Seit über 20 Jahren musste ich mich als Städterin um sowas nicht kümmern. Da gibt es dann einen Hausmeisterdienst, oder die Müllabfuhr holte sich die Tonne selbst heraus. Und nun muss ich nach einem hoch komplizierten Müllabholungskalender, den ich mir extra gedownloaded habe, aber auch in papierform in die Küche gehängt habe, richten und die Mülltonnen auch noch selbst rausbringen. Ich habe mir dazu eigens auch eine MüllerinnerungsApp runtergeladen, die mich eigentlich einen Tag früher daran erinnern sollte- versagt-Mist! Ich war so stolz, dass ich die letzten Wochen den  Müll pünktlich wie alle anderen Sauerländer auch, schon am Abend zur Straße brachte. Meine neue Nachbarin bemerkte auch und sagte eines Tages zu mir, wie man die Papertonne richtig hinstellt und zwar mit der Klappe nach vorn und nicht mit dem Griff, das wäre nur bei der Papiertonne so und wenn man sich nicht daran halte, dann lassen die die Tonne voll stehen. Ich wußte nicht ob ich lachen sollte, aber dann sagte ich nur, oh dann hatte ich wohl Glück an dem Tag. Aber da sagte sie freundlich, “ nein, die wurde abgeholt, weil ich sie dir umgedreht habe“, da war ich aber echt baff. Ich fand das echt nett. Ich meine das jetzt an der Stelle nicht ironisch. In Frankfurt wäre das den meisten doch total egal was mit der Nachbarstonne passiert, aber hier macht man sich Gedanken um den Anderen, das finde ich schön. Wenn ich sie noch dazu bringen könnte meine Tonne mitzunehmen…, nein weg mit dem Gedanken, will ja nicht unverschämt werden.

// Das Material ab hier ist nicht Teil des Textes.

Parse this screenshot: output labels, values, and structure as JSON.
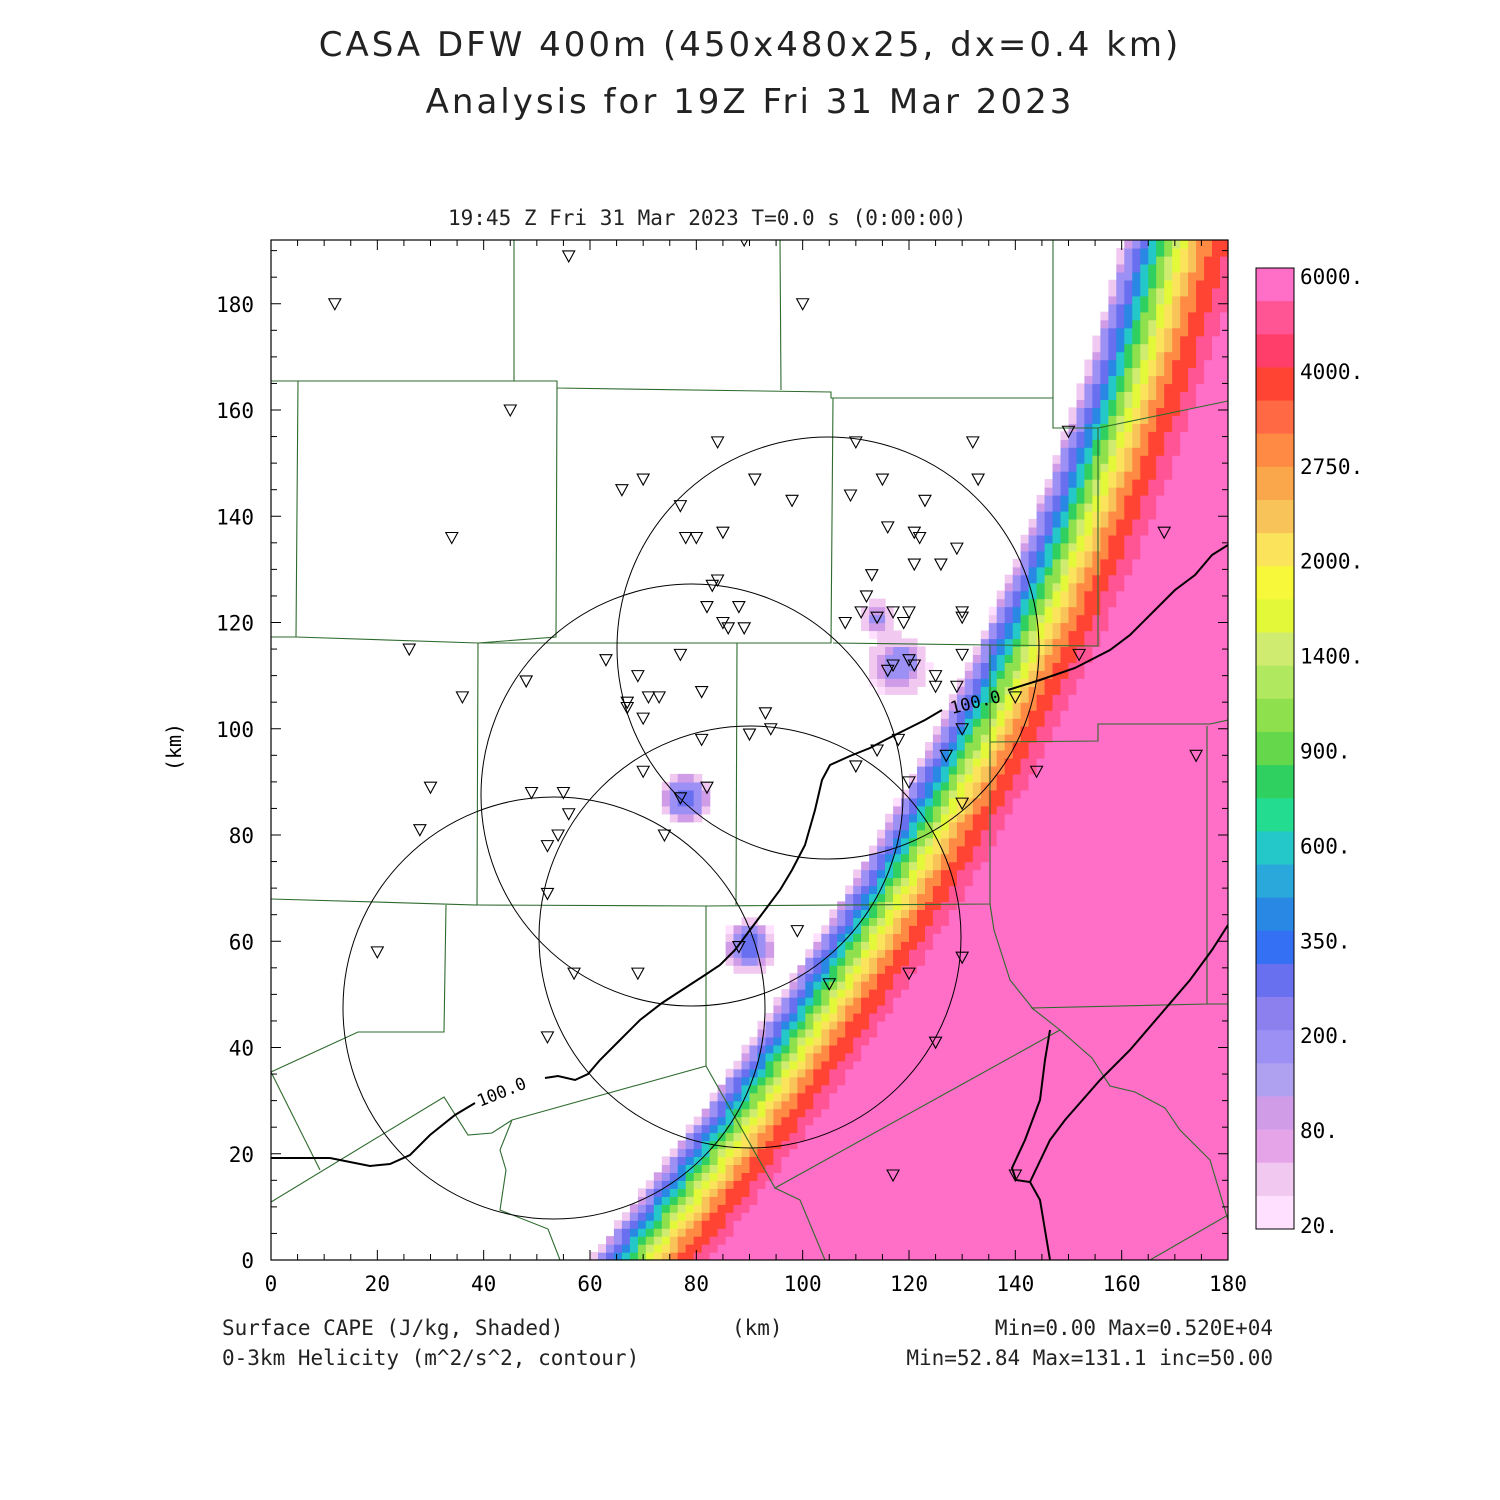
{
  "title": {
    "line1": "CASA DFW 400m (450x480x25, dx=0.4 km)",
    "line2": "Analysis for 19Z Fri 31 Mar 2023"
  },
  "subtitle": "19:45 Z Fri 31 Mar 2023   T=0.0 s (0:00:00)",
  "axes": {
    "xlabel": "(km)",
    "ylabel": "(km)",
    "xticks": [
      "0",
      "20",
      "40",
      "60",
      "80",
      "100",
      "120",
      "140",
      "160",
      "180"
    ],
    "yticks": [
      "0",
      "20",
      "40",
      "60",
      "80",
      "100",
      "120",
      "140",
      "160",
      "180"
    ],
    "xlim": [
      0,
      180
    ],
    "ylim": [
      0,
      192
    ]
  },
  "footer": {
    "left1": "Surface CAPE (J/kg, Shaded)",
    "left2": "0-3km Helicity (m^2/s^2, contour)",
    "right1": "Min=0.00 Max=0.520E+04",
    "right2": "Min=52.84 Max=131.1 inc=50.00"
  },
  "contour_label": "100.0",
  "colorbar": {
    "labels": [
      "6000.",
      "4000.",
      "2750.",
      "2000.",
      "1400.",
      "900.",
      "600.",
      "350.",
      "200.",
      "80.",
      "20."
    ],
    "colors": [
      "#ff6ec7",
      "#ff5595",
      "#ff3e6a",
      "#ff4433",
      "#ff6a45",
      "#ff8a44",
      "#faa64a",
      "#f8c45a",
      "#fce35c",
      "#f8f83a",
      "#e4f83a",
      "#d0ec70",
      "#b0e860",
      "#8ee04c",
      "#64d84a",
      "#30d060",
      "#24dc90",
      "#24c8c8",
      "#2aa8dc",
      "#2888e4",
      "#3470f4",
      "#6870f0",
      "#8c80ee",
      "#9c90f4",
      "#b0a0f0",
      "#d09ce8",
      "#e6a4e8",
      "#f0c8f0",
      "#ffe0ff"
    ]
  },
  "cape_color_bands": [
    {
      "min": 0,
      "color": "#ffe0ff"
    },
    {
      "min": 20,
      "color": "#f0c8f0"
    },
    {
      "min": 50,
      "color": "#d09ce8"
    },
    {
      "min": 80,
      "color": "#9c90f4"
    },
    {
      "min": 200,
      "color": "#6870f0"
    },
    {
      "min": 350,
      "color": "#2888e4"
    },
    {
      "min": 500,
      "color": "#24c8c8"
    },
    {
      "min": 700,
      "color": "#30d060"
    },
    {
      "min": 900,
      "color": "#8ee04c"
    },
    {
      "min": 1200,
      "color": "#d0ec70"
    },
    {
      "min": 1400,
      "color": "#e4f83a"
    },
    {
      "min": 1700,
      "color": "#fce35c"
    },
    {
      "min": 2000,
      "color": "#f8c45a"
    },
    {
      "min": 2400,
      "color": "#ff8a44"
    },
    {
      "min": 3000,
      "color": "#ff4433"
    },
    {
      "min": 4000,
      "color": "#ff5595"
    },
    {
      "min": 5000,
      "color": "#ff6ec7"
    }
  ],
  "stations": [
    [
      12,
      180
    ],
    [
      56,
      189
    ],
    [
      89,
      192
    ],
    [
      100,
      180
    ],
    [
      45,
      160
    ],
    [
      34,
      136
    ],
    [
      66,
      145
    ],
    [
      70,
      147
    ],
    [
      77,
      142
    ],
    [
      84,
      154
    ],
    [
      91,
      147
    ],
    [
      98,
      143
    ],
    [
      110,
      154
    ],
    [
      109,
      144
    ],
    [
      115,
      147
    ],
    [
      116,
      138
    ],
    [
      123,
      143
    ],
    [
      132,
      154
    ],
    [
      133,
      147
    ],
    [
      78,
      136
    ],
    [
      80,
      136
    ],
    [
      85,
      137
    ],
    [
      83,
      127
    ],
    [
      84,
      128
    ],
    [
      82,
      123
    ],
    [
      88,
      123
    ],
    [
      85,
      120
    ],
    [
      86,
      119
    ],
    [
      89,
      119
    ],
    [
      108,
      120
    ],
    [
      111,
      122
    ],
    [
      112,
      125
    ],
    [
      113,
      129
    ],
    [
      114,
      121
    ],
    [
      117,
      122
    ],
    [
      119,
      120
    ],
    [
      120,
      122
    ],
    [
      121,
      131
    ],
    [
      121,
      137
    ],
    [
      122,
      136
    ],
    [
      126,
      131
    ],
    [
      129,
      134
    ],
    [
      130,
      121
    ],
    [
      130,
      122
    ],
    [
      26,
      115
    ],
    [
      36,
      106
    ],
    [
      48,
      109
    ],
    [
      63,
      113
    ],
    [
      67,
      104
    ],
    [
      67,
      105
    ],
    [
      69,
      110
    ],
    [
      70,
      102
    ],
    [
      71,
      106
    ],
    [
      73,
      106
    ],
    [
      77,
      114
    ],
    [
      81,
      107
    ],
    [
      93,
      103
    ],
    [
      94,
      100
    ],
    [
      90,
      99
    ],
    [
      81,
      98
    ],
    [
      82,
      89
    ],
    [
      70,
      92
    ],
    [
      74,
      80
    ],
    [
      30,
      89
    ],
    [
      28,
      81
    ],
    [
      49,
      88
    ],
    [
      55,
      88
    ],
    [
      56,
      84
    ],
    [
      54,
      80
    ],
    [
      52,
      78
    ],
    [
      52,
      69
    ],
    [
      77,
      87
    ],
    [
      88,
      59
    ],
    [
      99,
      62
    ],
    [
      57,
      54
    ],
    [
      69,
      54
    ],
    [
      52,
      42
    ],
    [
      105,
      52
    ],
    [
      117,
      112
    ],
    [
      116,
      111
    ],
    [
      120,
      113
    ],
    [
      121,
      112
    ],
    [
      125,
      110
    ],
    [
      125,
      108
    ],
    [
      129,
      108
    ],
    [
      130,
      114
    ],
    [
      130,
      100
    ],
    [
      127,
      95
    ],
    [
      114,
      96
    ],
    [
      118,
      98
    ],
    [
      120,
      90
    ],
    [
      110,
      93
    ],
    [
      130,
      86
    ],
    [
      20,
      58
    ],
    [
      130,
      57
    ],
    [
      120,
      54
    ],
    [
      125,
      41
    ],
    [
      140,
      106
    ],
    [
      144,
      92
    ],
    [
      150,
      156
    ],
    [
      152,
      114
    ],
    [
      168,
      137
    ],
    [
      174,
      95
    ],
    [
      117,
      16
    ],
    [
      140,
      16
    ]
  ]
}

Ja der Müllkalender, der wurde sicherlich ist bis ins kleinste Detail von der Stadt in einer eigens dafür angelegten Müll Task Force mit dem Namen „Operation Waste Away“ ausgetüftelt, man hat quasi jede Woche etwas zu tun. Dem Arnsberger Bürger wird so garantiert nicht langweilig. Einmal im Monat die Restmülltonne, alle zwei Wochen gelbe Säcke und Biotonne und einmal im Monat die Papiertonne, natürlich alles so zeitlich versetzt, dass man jede Woche etwas rausstellen muss. Anstrengend, vorallem immer an anderen Tagen, das muss man sich ja irgendwie merken. Montagss Biomüll und Restmüll, Donnerstags Gelbe Säcke und Papier, das ist echt ne Herausforderung für meinen Geist. Früher habe ich mir um diese Mülltrennung nicht soviel Gedanken gemacht muss ich ehrlich gestehen, hab einfach gemacht, aber jetzt bin ich da sehr sehr akribisch. Mülltrennung meine neue Religion! Und wehe ich vergesse es das nächste mal wieder, dann aber mal 10 x die Abholzeiten der Monate April bis  Juni aufsagen. Amen! Ähm, Woll!